What Raven chronicles over this period is the declining world role of British imperialism. The institutions that Raven knows and dissects are inescapably tied up with imperialism. The public schools trained colonial administrators, and the army kept ‘order’. Yet history has condemned British imperialism.

So deeply is Raven entrenched in the British imperialist dream that some of the novels are based on the absurd fantasy that the United States actually organised such anti-British liberation movements as EOKA in Cyprus. Above all, Anthony Eden’s Suez adventure in 1956 is the point at which the utter bankruptcy of British imperialism is revealed; two of the ten novels are focused on the Suez events.

But the old gang are determined to survive the decline of Empire. To do so they have to adapt themselves to a changing world. How they do so is suggested symbolically in an incident that comes in the earliest novel, Fielding Gray, and shows just how important sport is for moulding the ideology of the ruling class. At the end of a tightly balanced cricket match the batsman simply stops the ball dead at his feet. With the approval of the opposing captain he picks up the ball to throw back to the bowler, who then appeals. The umpire (Somerset Lloyd-James, future blackmailer and Tory MP) gives him out, declaring ‘No one can give a player permission to break the rules’. The bowler had breached all the conventions of gentlemanly play; but the rules are unbreachable. This might provide the moral for all Raven’s work – you may, indeed you will have to, break the conventions, but the rules are sacred.

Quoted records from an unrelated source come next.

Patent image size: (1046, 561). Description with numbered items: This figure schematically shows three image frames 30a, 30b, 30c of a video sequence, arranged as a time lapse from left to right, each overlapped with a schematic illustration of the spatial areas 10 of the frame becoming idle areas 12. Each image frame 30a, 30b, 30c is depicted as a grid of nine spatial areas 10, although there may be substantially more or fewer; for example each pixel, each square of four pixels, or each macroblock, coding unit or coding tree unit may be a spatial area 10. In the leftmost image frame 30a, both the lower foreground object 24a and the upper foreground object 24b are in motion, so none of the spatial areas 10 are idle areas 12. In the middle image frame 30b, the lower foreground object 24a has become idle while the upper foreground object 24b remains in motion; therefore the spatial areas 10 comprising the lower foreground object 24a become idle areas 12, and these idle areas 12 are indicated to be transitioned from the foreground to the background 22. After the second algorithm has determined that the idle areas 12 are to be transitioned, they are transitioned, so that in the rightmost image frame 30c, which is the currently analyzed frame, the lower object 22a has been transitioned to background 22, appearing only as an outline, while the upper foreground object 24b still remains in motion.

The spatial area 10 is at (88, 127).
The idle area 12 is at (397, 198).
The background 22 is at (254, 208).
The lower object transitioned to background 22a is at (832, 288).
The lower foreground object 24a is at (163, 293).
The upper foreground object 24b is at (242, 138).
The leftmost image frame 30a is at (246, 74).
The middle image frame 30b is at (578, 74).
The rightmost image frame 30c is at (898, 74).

So Raven traces the way in which the old ruling group, the products of the public schools and Oxford and Cambridge, adapted themselves in the fifties and sixties to the changing pattern of British society. The Marquis Canteloupe, whose ancestor was in charge of the other-rank brothel at Agincourt, makes a fortune from turning his stately home into a profitable company called Cant-Fun. The whole milieu is a parasitic one – the army, education, politics, publishing and advertising. Productive industry never soils Raven’s pages.

Raven undoubtedly owes much of his success to the lurid accounts of sexual activity in his novels. At times one feels that with each novel there is a frantic search to find a variant even more esoteric than those in previous volumes. By, the time we get to Sasha Grimes, who can only make it by miming the crucifixion, we begin to wonder if it’s really worth bothering.

But behind the sensationalism, Raven applies the same principles to sex as he does to politics. At first sight he is tolerant and broadminded. Many of his (male) characters are bisexual. Fielding Gray, the central figure and obviously in part a self-portrait of Raven, is haunted through his adult life by the only person he ever loved, his school-friend Christopher Roland, whom he drove to suicide.

But if the conventions may be handled laxly, the rules remain. None of his characters would dream of ‘coming out’. Raven knows well that on occasion the sexual double standards of the ruling class as in the Profumo case of 1963 – can have an explosive force to shake the credibility of the elite.

Finally, Raven offers us a mirror in which we can see ourselves as Tories see us. For there are socialists in Raven’s world. Their values are perceived as alien and threatening.

The worst novel of the cycle is Places Where They Sing, dealing with the student movement of the late sixties. Here Raven lurches from the grotesque (a girl who in the heat of sexual ecstasy shouts ‘Marx, Mao, Marcuse, Fidel, Che’) to reactionary fantasy (everything is blamed on the mysterious outside agitator Mayerston). Thus Raven shows us, not only the twists and turns of the Tory mind, but also its fatal blind-spots.